The other scenario offered by the publication, known as BLUE Map, is the “target” scenario. It assumes that all carbon emissions will be reduced by 50% by 2050 and suggests the least costly way to get there. This 50% reduction, the IEA insists, is the absolute minimum, should we want to keep climate change within the more acceptable 2-3 degree change.
The main focus of this scenario is, of course, weaning the world off fossil fuels. Carbon intensity of energy use would have fallen by 64% by 2050. Demand for coal would drop by 36%, gas by 12%, and oil demand by 4%. Renewable energy would be providing a hefty 40% of primary energy supply and 48% of the electricity generated. As for cars, 80% will be electric, hybrid, or hydrogen-fueled.
And while the world is expected to reduce emissions by 50% by 2050 in the BLUE scenario, it is the OECD that will bear the real burden. Non- OECD countries can get away with just a 50% reduction; OECD countries are looking at cutting 70-80% of their 2007 emissions. This would mean that the electricity sector for these 32 countries would have be “almost completely decarbonized” by 2050.
So what needs to be done to make this work? Well, gird your loins – the “top priority” will be to increase energy efficiency, reduce energy consumption, and lower energy intensity.
But there’s also some exciting news. The revolution is already under way.
On a global scale, total investment into technology and its deployment between now and 2050 would be about US$45 trillion – 1.1% of average annual global GDP over the period. The good news is, that investment has already begun all around the world.
Even as China grudgingly accepts the mantle of the biggest energy consumer, investment dollars are being poured into renewable energy research. China has already surpassed the United States as the largest producer of clean energy, whether it be hydro, wind, solar, or nuclear.
Germany, Europe’s powerhouse, is lining up renewable energy to compete with nuclear. Currently getting 10% of its energy from renewable energy, Germany’s renewable numbers for 2020 are projected at 38.6% electricity, 15.5% heating and cooling, and 13.2% of the transport sector.
And in the United States, the Obama Administration has been pushing for, and encouraging, clean energy research and development since it came into power.
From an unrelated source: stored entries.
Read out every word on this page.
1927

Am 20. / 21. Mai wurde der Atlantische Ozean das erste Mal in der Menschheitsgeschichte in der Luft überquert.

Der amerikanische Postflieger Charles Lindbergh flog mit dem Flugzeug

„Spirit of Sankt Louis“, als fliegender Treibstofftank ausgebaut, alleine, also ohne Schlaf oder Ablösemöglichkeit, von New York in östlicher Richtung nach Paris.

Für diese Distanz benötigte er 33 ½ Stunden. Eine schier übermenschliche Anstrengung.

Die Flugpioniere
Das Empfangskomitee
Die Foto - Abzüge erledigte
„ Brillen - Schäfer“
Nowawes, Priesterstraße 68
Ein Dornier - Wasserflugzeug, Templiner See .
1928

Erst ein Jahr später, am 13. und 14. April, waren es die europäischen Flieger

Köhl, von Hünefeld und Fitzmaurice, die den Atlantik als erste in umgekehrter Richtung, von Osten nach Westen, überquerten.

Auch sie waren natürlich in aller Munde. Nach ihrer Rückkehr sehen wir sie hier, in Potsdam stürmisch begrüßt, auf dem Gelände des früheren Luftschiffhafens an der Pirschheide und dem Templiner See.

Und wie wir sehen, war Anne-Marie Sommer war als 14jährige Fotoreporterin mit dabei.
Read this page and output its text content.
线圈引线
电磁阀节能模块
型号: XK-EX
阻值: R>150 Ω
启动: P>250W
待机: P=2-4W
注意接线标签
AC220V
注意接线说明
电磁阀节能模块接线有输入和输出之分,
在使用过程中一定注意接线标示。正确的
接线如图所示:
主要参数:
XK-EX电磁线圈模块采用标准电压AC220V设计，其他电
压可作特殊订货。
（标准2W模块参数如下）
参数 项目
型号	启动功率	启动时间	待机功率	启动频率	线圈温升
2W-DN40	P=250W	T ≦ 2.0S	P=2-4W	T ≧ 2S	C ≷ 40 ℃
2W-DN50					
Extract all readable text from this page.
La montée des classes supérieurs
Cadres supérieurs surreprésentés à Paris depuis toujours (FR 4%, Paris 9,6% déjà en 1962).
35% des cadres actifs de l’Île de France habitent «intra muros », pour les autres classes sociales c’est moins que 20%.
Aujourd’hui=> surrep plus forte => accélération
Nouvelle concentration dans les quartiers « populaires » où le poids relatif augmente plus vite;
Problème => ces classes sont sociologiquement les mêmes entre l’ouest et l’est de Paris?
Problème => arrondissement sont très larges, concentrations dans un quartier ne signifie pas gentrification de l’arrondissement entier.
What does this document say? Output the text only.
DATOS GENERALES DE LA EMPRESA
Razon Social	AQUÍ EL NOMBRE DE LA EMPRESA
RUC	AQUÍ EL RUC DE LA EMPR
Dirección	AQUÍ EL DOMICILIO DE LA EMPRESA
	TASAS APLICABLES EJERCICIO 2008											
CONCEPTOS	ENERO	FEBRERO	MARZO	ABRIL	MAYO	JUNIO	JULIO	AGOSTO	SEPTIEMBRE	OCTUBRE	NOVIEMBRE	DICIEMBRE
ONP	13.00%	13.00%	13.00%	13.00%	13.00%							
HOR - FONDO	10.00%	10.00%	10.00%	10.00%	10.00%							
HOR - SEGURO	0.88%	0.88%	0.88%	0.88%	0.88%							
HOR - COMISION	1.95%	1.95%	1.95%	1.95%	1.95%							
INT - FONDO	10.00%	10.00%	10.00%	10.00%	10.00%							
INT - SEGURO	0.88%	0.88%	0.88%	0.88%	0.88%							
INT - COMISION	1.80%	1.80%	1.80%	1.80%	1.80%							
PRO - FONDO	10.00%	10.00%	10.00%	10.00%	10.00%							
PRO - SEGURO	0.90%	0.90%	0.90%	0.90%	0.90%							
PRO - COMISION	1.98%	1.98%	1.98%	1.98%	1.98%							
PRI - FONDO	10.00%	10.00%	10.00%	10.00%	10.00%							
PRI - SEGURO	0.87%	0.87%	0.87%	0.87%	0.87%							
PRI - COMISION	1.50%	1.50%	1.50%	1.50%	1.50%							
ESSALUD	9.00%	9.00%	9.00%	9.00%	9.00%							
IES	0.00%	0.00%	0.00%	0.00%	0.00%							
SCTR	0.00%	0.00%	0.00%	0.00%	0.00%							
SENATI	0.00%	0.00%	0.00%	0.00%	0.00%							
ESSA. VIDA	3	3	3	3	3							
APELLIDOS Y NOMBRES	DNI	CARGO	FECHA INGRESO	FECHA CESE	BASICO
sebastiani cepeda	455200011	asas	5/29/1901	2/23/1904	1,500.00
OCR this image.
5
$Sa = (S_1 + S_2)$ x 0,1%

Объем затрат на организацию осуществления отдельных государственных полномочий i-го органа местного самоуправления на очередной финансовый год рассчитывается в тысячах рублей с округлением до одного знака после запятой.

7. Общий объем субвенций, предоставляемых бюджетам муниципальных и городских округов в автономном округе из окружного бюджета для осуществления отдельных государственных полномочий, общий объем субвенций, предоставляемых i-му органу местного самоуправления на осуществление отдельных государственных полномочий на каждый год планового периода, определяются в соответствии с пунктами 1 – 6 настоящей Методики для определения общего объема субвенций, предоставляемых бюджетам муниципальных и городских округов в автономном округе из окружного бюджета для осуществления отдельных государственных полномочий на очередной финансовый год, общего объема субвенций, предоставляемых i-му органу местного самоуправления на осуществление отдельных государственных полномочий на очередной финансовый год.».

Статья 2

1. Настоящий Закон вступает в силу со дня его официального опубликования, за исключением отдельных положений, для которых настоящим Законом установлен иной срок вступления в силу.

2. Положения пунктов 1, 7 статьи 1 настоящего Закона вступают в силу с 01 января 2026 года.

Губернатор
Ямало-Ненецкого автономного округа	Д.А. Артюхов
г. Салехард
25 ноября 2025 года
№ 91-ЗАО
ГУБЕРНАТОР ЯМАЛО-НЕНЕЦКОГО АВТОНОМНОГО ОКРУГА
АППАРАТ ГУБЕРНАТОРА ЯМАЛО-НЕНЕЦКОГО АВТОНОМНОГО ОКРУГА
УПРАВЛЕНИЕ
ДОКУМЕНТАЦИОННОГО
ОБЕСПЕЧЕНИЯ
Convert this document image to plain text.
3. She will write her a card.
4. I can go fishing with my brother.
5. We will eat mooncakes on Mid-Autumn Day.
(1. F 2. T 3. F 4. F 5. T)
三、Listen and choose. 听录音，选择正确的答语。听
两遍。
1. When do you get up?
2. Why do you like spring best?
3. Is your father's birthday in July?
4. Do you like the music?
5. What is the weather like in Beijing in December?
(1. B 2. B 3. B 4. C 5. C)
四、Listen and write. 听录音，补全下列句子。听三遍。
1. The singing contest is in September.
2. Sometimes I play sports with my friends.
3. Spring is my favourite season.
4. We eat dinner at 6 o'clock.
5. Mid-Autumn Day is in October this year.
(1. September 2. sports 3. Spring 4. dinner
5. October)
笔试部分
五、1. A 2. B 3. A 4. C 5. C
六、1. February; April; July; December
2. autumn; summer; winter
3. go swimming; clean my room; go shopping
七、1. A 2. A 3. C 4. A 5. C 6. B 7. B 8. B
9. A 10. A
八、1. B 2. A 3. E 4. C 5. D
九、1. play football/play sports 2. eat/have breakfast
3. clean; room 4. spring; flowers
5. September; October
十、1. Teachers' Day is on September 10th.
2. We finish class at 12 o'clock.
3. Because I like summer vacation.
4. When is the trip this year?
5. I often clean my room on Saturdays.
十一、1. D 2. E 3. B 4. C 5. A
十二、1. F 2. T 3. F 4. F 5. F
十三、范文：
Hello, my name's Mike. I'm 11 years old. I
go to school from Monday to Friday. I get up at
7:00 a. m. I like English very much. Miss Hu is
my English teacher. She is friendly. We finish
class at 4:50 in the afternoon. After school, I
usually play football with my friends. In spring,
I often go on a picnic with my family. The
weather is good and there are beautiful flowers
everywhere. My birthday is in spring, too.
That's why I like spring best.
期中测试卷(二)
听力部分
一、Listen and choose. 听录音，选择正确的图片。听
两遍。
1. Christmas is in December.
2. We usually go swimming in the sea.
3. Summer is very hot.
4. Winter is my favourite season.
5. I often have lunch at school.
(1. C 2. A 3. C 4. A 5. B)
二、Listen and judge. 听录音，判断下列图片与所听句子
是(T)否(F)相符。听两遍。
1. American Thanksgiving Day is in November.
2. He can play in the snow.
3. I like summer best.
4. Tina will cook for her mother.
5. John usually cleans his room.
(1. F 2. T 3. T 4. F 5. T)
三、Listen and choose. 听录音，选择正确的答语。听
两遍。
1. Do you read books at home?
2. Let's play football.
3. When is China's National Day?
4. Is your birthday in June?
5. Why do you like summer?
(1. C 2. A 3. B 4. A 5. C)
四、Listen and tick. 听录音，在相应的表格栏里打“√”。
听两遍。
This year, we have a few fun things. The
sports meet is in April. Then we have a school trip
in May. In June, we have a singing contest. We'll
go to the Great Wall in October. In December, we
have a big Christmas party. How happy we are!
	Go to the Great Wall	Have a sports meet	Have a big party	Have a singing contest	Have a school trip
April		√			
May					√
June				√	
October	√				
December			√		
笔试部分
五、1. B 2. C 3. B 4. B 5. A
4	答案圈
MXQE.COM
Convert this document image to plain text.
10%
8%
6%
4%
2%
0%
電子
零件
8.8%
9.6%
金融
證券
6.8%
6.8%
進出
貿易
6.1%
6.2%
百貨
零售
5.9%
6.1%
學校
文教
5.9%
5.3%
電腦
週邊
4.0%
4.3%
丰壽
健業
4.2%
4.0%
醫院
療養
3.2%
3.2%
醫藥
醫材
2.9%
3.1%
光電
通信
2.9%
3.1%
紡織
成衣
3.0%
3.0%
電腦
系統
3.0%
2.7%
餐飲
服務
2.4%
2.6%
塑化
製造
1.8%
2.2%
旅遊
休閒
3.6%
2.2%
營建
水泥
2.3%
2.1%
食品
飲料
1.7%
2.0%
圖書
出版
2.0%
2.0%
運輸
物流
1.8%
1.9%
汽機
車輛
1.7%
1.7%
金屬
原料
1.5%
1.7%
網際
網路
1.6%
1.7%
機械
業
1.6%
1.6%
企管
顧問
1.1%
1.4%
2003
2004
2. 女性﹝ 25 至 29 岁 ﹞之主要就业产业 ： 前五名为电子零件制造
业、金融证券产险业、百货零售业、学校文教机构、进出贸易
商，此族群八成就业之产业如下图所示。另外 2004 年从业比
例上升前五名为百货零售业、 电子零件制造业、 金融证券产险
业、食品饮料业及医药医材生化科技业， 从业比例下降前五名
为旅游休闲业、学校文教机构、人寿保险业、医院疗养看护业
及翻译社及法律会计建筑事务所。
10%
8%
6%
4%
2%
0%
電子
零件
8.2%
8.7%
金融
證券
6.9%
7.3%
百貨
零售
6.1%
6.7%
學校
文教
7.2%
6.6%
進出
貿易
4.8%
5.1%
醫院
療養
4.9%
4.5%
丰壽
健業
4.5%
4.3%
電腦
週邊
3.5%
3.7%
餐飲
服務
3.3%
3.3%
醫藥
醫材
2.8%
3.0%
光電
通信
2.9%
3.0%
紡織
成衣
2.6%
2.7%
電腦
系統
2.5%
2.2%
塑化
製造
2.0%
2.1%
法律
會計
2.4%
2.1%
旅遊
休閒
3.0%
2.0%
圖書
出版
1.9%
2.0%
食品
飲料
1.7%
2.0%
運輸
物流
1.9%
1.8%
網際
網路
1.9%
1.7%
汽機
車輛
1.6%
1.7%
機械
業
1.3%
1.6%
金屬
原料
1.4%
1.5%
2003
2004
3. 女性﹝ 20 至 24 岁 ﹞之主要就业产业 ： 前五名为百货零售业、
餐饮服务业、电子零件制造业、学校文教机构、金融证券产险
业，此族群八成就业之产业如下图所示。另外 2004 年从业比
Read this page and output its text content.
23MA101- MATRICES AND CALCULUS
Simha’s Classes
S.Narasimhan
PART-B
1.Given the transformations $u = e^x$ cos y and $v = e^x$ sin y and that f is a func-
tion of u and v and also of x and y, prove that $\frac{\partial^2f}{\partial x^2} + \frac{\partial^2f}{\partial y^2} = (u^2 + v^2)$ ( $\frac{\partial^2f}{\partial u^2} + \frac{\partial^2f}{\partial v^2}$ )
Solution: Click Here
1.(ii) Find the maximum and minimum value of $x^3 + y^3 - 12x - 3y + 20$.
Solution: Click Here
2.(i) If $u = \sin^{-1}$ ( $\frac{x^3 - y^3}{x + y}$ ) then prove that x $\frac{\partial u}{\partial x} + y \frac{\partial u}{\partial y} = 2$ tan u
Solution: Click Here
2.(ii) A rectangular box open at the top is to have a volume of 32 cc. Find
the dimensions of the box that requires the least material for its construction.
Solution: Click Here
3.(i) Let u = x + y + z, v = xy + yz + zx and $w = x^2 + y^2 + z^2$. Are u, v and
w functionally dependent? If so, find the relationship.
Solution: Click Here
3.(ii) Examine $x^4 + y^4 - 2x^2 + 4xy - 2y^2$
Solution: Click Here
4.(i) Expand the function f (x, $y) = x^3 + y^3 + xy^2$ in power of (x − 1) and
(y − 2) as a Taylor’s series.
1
On display are a variety of subsidies and loans guaranteed to tempt even the most conservative producer.
Whether it’s the 30% cash up-front that the government is willing to give renewable energy projects or the vast amounts of cash injections into various energy technologies programs, renewable energy is set to take off in America.
For those investment portfolios that have taken a hit from the BP and Enbridge oil disasters, the IEA report is only going to spur up greater interest in the renewables game. Knowing which companies are enjoying political favor from Washington to Berlin and are at the receiving end of substantial grants is a sure-fire way to repair the damage.